MV Hondius, o cruzeiro de luxo para viagens polares que acabou em tragédia
Hospedagem de luxo para 170 passageiros distribuídos em 80 camarotes, seis deles suites com varanda privada; um casco reforçado para o gelo e tarifas entre 14.000 e 42.000 euros por pessoa: assim é o MV Hondius, o cruzeiro especializado em viagens polares que sofreu um surto de hantavírus, que até agora causou três mortos e oito contágios.
Nesta expedição o navio transportava 149 passageiros de 23 nacionalidades, entre eles 14 espanhóis, segundo o último comunicado da Oceanwide Expeditions, empresa proprietária e organizadora das viagens do Hondius e de outros seis navios de expedição Ártica e Antártica.
Um percurso paradisíaco com escassa presença humana
Com um percurso que durava, se fosse completo, 46 dias, o primeiro navio polar Classe 6 registrado na história, segundo afirma o site da Oceanwide Expeditions, partiu em 20 de março de Ushuaia, na província de Terra do Fogo da Argentina, de onde começou um fascinante, gelado e quase carente de presença humana percurso por distintos pontos do oceano Atlântico, que incluía as paradisíacas Ilhas Malvinas ou as Georgias do Sul.
Uma das primeiras paradas foram as Sandwich do Sul, umas ilhas vulcânicas sem população permanente atrativas por sua fauna selvagem e suas condições extremas, de onde partiu para a ilha de Tristão da Cunha (à altura da África do Sul).
Não foi até chegar à ilha de Santa Helena em 24 de abril, situada no meio do Atlântico – a 1.950 quilômetros da costa africana mais próxima (em Angola) e a 3.280 da mais próxima da América do Sul (Brasil) – quando se produziram trinta desembarques que estão sendo investigados, entre eles o corpo do passageiro que havia falecido no dia 11 do mesmo mês, junto a sua esposa, que foi trasladada a um hospital de Johannesburgo (África do Sul) com sintomas.
O destino final está previsto em Tenerife, Ilhas Canárias (Espanha), aonde se prevê que chegará este domingo, depois de completar uma expedição que permaneceu detida de 3 a 6 de maio no penúltimo ponto de sua trajetória, Cabo Verde, o arquipélago africano situado à altura da Mauritânia e Senegal.
Amigável e verde.
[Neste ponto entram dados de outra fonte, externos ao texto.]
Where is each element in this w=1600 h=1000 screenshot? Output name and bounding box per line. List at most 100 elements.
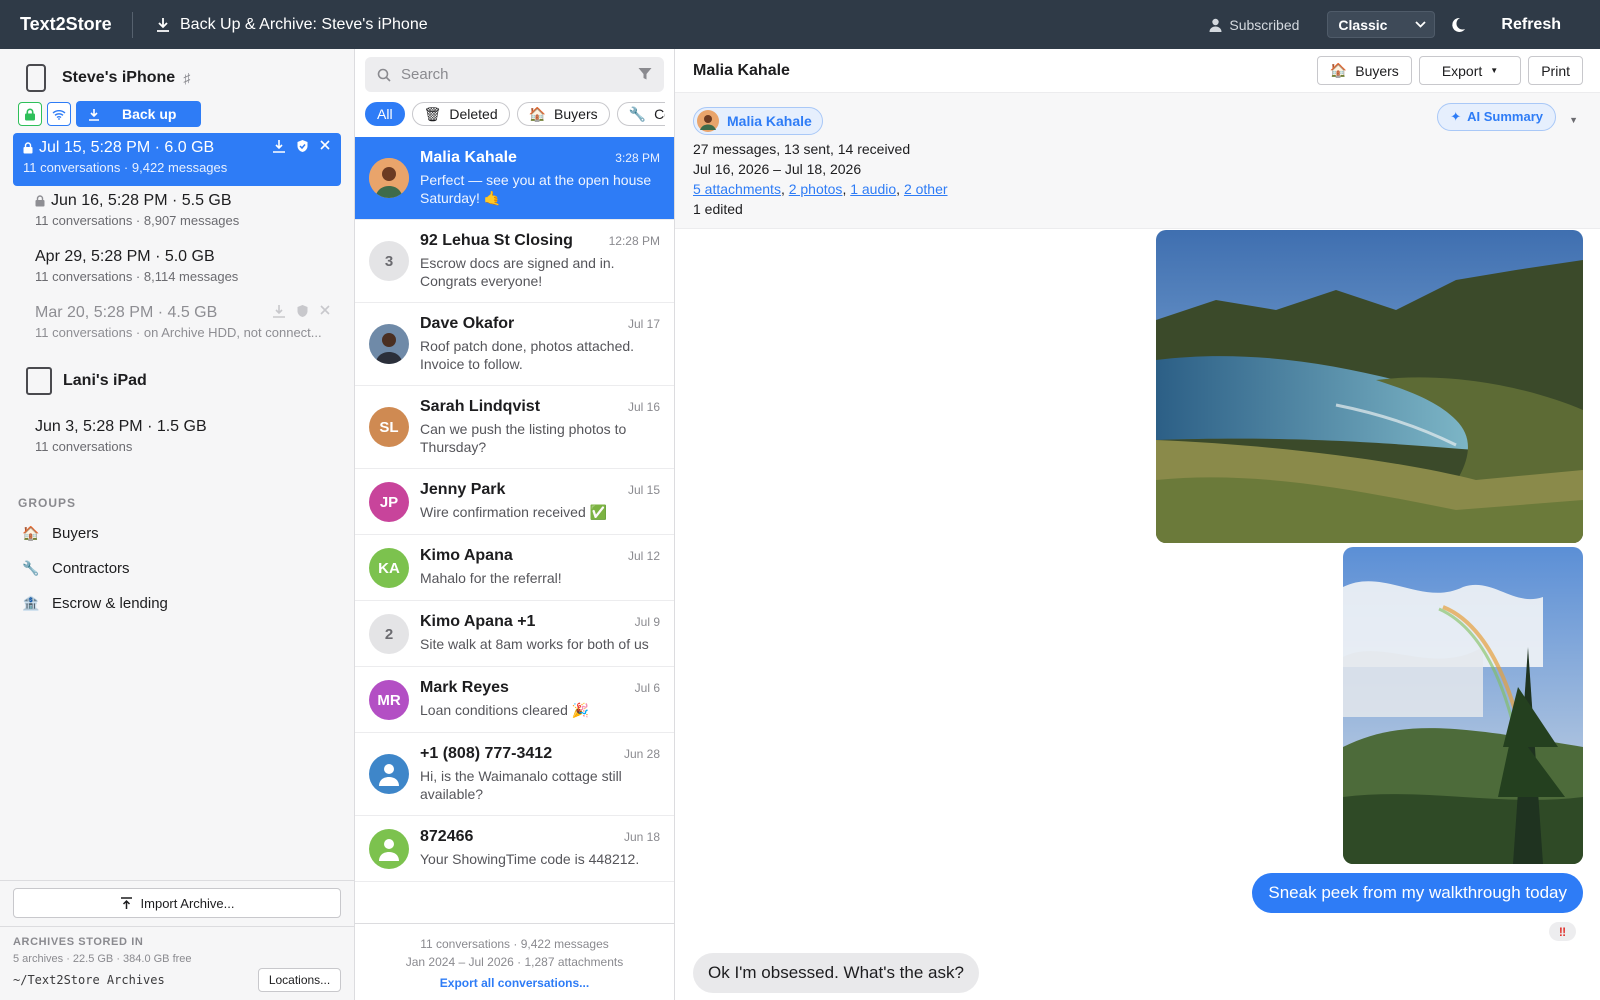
photo-attachment-rainbow[interactable] xyxy=(1343,547,1583,864)
outgoing-message[interactable]: Sneak peek from my walkthrough today xyxy=(1252,873,1583,913)
audio-link[interactable]: 1 audio xyxy=(850,181,896,197)
device-name: Steve's iPhone xyxy=(62,69,176,86)
group-escrow-lending[interactable]: 🏦 Escrow & lending xyxy=(0,586,354,621)
photo-attachment-bay[interactable] xyxy=(1156,230,1583,543)
device-lanis-ipad[interactable]: Lani's iPad xyxy=(0,360,354,402)
conversation-time: Jul 12 xyxy=(627,549,660,563)
wrench-icon: 🔧 xyxy=(628,105,647,122)
subscription-status[interactable]: Subscribed xyxy=(1209,17,1299,33)
chevron-down-icon xyxy=(1415,21,1427,28)
landscape-photo-rainbow xyxy=(1343,547,1583,864)
moon-icon[interactable] xyxy=(1449,16,1467,34)
top-bar: Text2Store Back Up & Archive: Steve's iP… xyxy=(0,0,1600,49)
conversation-preview: Wire confirmation received ✅ xyxy=(420,504,608,520)
conversation-time: Jul 6 xyxy=(634,681,660,695)
print-button[interactable]: Print xyxy=(1528,56,1583,85)
chip-buyers[interactable]: 🏠 Buyers xyxy=(516,102,610,126)
search-icon xyxy=(377,68,391,82)
style-select[interactable]: Classic xyxy=(1327,11,1436,38)
contact-chip[interactable]: Malia Kahale xyxy=(693,107,823,135)
conversation-time: Jul 15 xyxy=(627,483,660,497)
sidebar: Steve's iPhone ♯ Back up Jul 15, 5:28 PM… xyxy=(0,49,355,1000)
close-icon[interactable] xyxy=(319,139,331,151)
conversation-time: 12:28 PM xyxy=(608,234,660,248)
wifi-sync-button[interactable] xyxy=(47,102,71,126)
download-icon[interactable] xyxy=(272,139,286,153)
conversation-preview: Escrow docs are signed and in. Congrats … xyxy=(420,255,615,289)
ai-summary-label: AI Summary xyxy=(1467,109,1543,124)
archive-title: Mar 20, 5:28 PM · 4.5 GB xyxy=(35,304,218,321)
window-title-text: Back Up & Archive: Steve's iPhone xyxy=(180,15,428,33)
buyers-group-button[interactable]: 🏠 Buyers xyxy=(1316,56,1412,85)
chip-all[interactable]: All xyxy=(365,102,405,126)
import-archive-button[interactable]: Import Archive... xyxy=(13,888,341,918)
ai-summary-caret-icon[interactable]: ▼ xyxy=(1569,110,1578,130)
group-contractors[interactable]: 🔧 Contractors xyxy=(0,551,354,586)
date-range: Jul 16, 2026 – Jul 18, 2026 xyxy=(693,161,862,177)
chip-deleted[interactable]: 🗑 Deleted xyxy=(411,102,510,126)
topbar-divider xyxy=(132,11,133,38)
ai-summary-button[interactable]: ✦ AI Summary xyxy=(1437,103,1556,131)
conversation-list: Malia Kahale 3:28 PM Perfect — see you at… xyxy=(355,137,674,882)
conversation-name: Dave Okafor xyxy=(420,315,515,332)
search-input[interactable]: Search xyxy=(401,66,449,83)
house-icon: 🏠 xyxy=(1329,62,1348,78)
conversation-name: 872466 xyxy=(420,828,474,845)
encryption-button[interactable] xyxy=(18,102,42,126)
archive-title: Jun 16, 5:28 PM · 5.5 GB xyxy=(51,192,232,209)
conversation-item[interactable]: 3 92 Lehua St Closing 12:28 PM Escrow doc… xyxy=(355,220,674,303)
archive-item[interactable]: Jun 3, 5:28 PM · 1.5 GB 11 conversations xyxy=(13,412,341,468)
conversation-preview: Loan conditions cleared 🎉 xyxy=(420,702,590,718)
archive-item[interactable]: Jul 15, 5:28 PM · 6.0 GB 11 conversation… xyxy=(13,133,341,186)
device-steves-iphone[interactable]: Steve's iPhone ♯ xyxy=(0,57,354,99)
emphasis-reaction-icon[interactable]: ‼ xyxy=(1549,922,1576,941)
shield-check-icon[interactable] xyxy=(296,304,309,318)
device-extra-icon: ♯ xyxy=(183,70,191,86)
conversation-item[interactable]: 872466 Jun 18 Your ShowingTime code is 44… xyxy=(355,816,674,882)
search-box[interactable]: Search xyxy=(365,57,664,92)
conversation-item[interactable]: 2 Kimo Apana +1 Jul 9 Site walk at 8am wo… xyxy=(355,601,674,667)
shield-check-icon[interactable] xyxy=(296,139,309,153)
conversation-item[interactable]: JP Jenny Park Jul 15 Wire confirmation re… xyxy=(355,469,674,535)
conversation-info: Malia Kahale 27 messages, 13 sent, 14 re… xyxy=(675,93,1600,229)
back-up-button[interactable]: Back up xyxy=(76,101,201,127)
conversation-name: Sarah Lindqvist xyxy=(420,398,541,415)
person-icon xyxy=(379,764,399,786)
conversation-item[interactable]: SL Sarah Lindqvist Jul 16 Can we push the… xyxy=(355,386,674,469)
archive-title: Jul 15, 5:28 PM · 6.0 GB xyxy=(39,139,215,156)
chip-contractors[interactable]: 🔧 Co xyxy=(616,102,665,126)
archive-item-offline[interactable]: Mar 20, 5:28 PM · 4.5 GB 11 conversation… xyxy=(13,298,341,354)
other-link[interactable]: 2 other xyxy=(904,181,948,197)
conversation-time: Jul 9 xyxy=(634,615,660,629)
conversation-item[interactable]: Malia Kahale 3:28 PM Perfect — see you at… xyxy=(355,137,674,220)
archive-title: Jun 3, 5:28 PM · 1.5 GB xyxy=(35,418,207,435)
archive-item[interactable]: Jun 16, 5:28 PM · 5.5 GB 11 conversation… xyxy=(13,186,341,242)
archive-subtitle: 11 conversations · 8,114 messages xyxy=(35,269,239,284)
conversation-item[interactable]: Dave Okafor Jul 17 Roof patch done, photo… xyxy=(355,303,674,386)
photos-link[interactable]: 2 photos xyxy=(789,181,843,197)
conversation-item[interactable]: +1 (808) 777-3412 Jun 28 Hi, is the Waima… xyxy=(355,733,674,816)
avatar: 3 xyxy=(369,241,409,281)
conversation-item[interactable]: KA Kimo Apana Jul 12 Mahalo for the refer… xyxy=(355,535,674,601)
import-archive-label: Import Archive... xyxy=(140,895,235,911)
filter-icon[interactable] xyxy=(638,67,652,81)
download-icon[interactable] xyxy=(272,304,286,318)
locations-button[interactable]: Locations... xyxy=(258,968,341,992)
group-buyers[interactable]: 🏠 Buyers xyxy=(0,516,354,551)
wrench-icon: 🔧 xyxy=(22,560,40,576)
attachments-link[interactable]: 5 attachments xyxy=(693,181,781,197)
conversation-time: 3:28 PM xyxy=(615,151,660,165)
device-tools: Back up xyxy=(0,99,354,129)
refresh-button[interactable]: Refresh xyxy=(1501,16,1561,34)
house-icon: 🏠 xyxy=(528,105,547,122)
lock-icon xyxy=(25,108,35,120)
upload-icon xyxy=(120,896,132,909)
export-button[interactable]: Export ▼ xyxy=(1418,56,1522,85)
archive-item[interactable]: Apr 29, 5:28 PM · 5.0 GB 11 conversation… xyxy=(13,242,341,298)
bank-icon: 🏦 xyxy=(22,595,40,611)
close-icon[interactable] xyxy=(319,304,331,316)
download-icon xyxy=(157,17,169,32)
conversation-item[interactable]: MR Mark Reyes Jul 6 Loan conditions clear… xyxy=(355,667,674,733)
incoming-message[interactable]: Ok I'm obsessed. What's the ask? xyxy=(693,953,979,993)
export-all-link[interactable]: Export all conversations... xyxy=(355,974,674,992)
O Hondius está desenhado especificamente para realizar expedições em regiões polares, centradas na ciência e na investigação, tanto pelo Ártico como na Antártida. De fato, supera as exigências do Código Polar da Organização Marítima Internacional (OMI) e é o navio mais flexível, avançado e inovador nas regiões polares atualmente.
Conta com 57 trabalhadores a bordo, 13 guias e até um médico – que também se contagiou e foi evacuado para os Países Baixos –, o que se traduz em pouco mais de dois passageiros por trabalhador.
Alcança os 15 nós de velocidade (equivalentes a 27,78 km por hora) graças a seus dois motores principais e pesa 5 toneladas e meia. Apesar disso, este luxuoso cruzeiro se orgulha de que quem viaja nele possa se sentir orgulhoso de ter escolhido o navio mais respeitoso com o meio ambiente dos mares polares.
Segundo informa a Oceanwide Expeditions, o cruzeiro utiliza aquecimento a vapor, lubrificantes e tintas biodegradáveis, iluminação LED e potentes limitadores de consumo de combustível CO2.
Não obstante e ainda com vastas comodidades, o Hondius mantém uma filosofia centrada nas atividades costeiras, avistagem de fauna e expedições em terra, por o que tenta manter os dias de mar curtos e garantir excursões de qualidade com desembarques ágeis para todos os passageiros.
A Organização Mundial da Saúde (OMS) insistiu ontem que o risco do hantavírus para a população em geral continua sendo mínimo, enquanto vários países se preparam para repatriar os passageiros presos no cruzeiro afetado por um mortífero surto.
Três passageiros do MV Hondius morreram e outros se infectaram deste vírus pouco comum, que normalmente se propaga entre roedores.
Esta notícia foi traduzida pela Equipe Editorial do ParaguaiNews a partir da notícia original publicada por nossos colegas do Diario Paraguayo.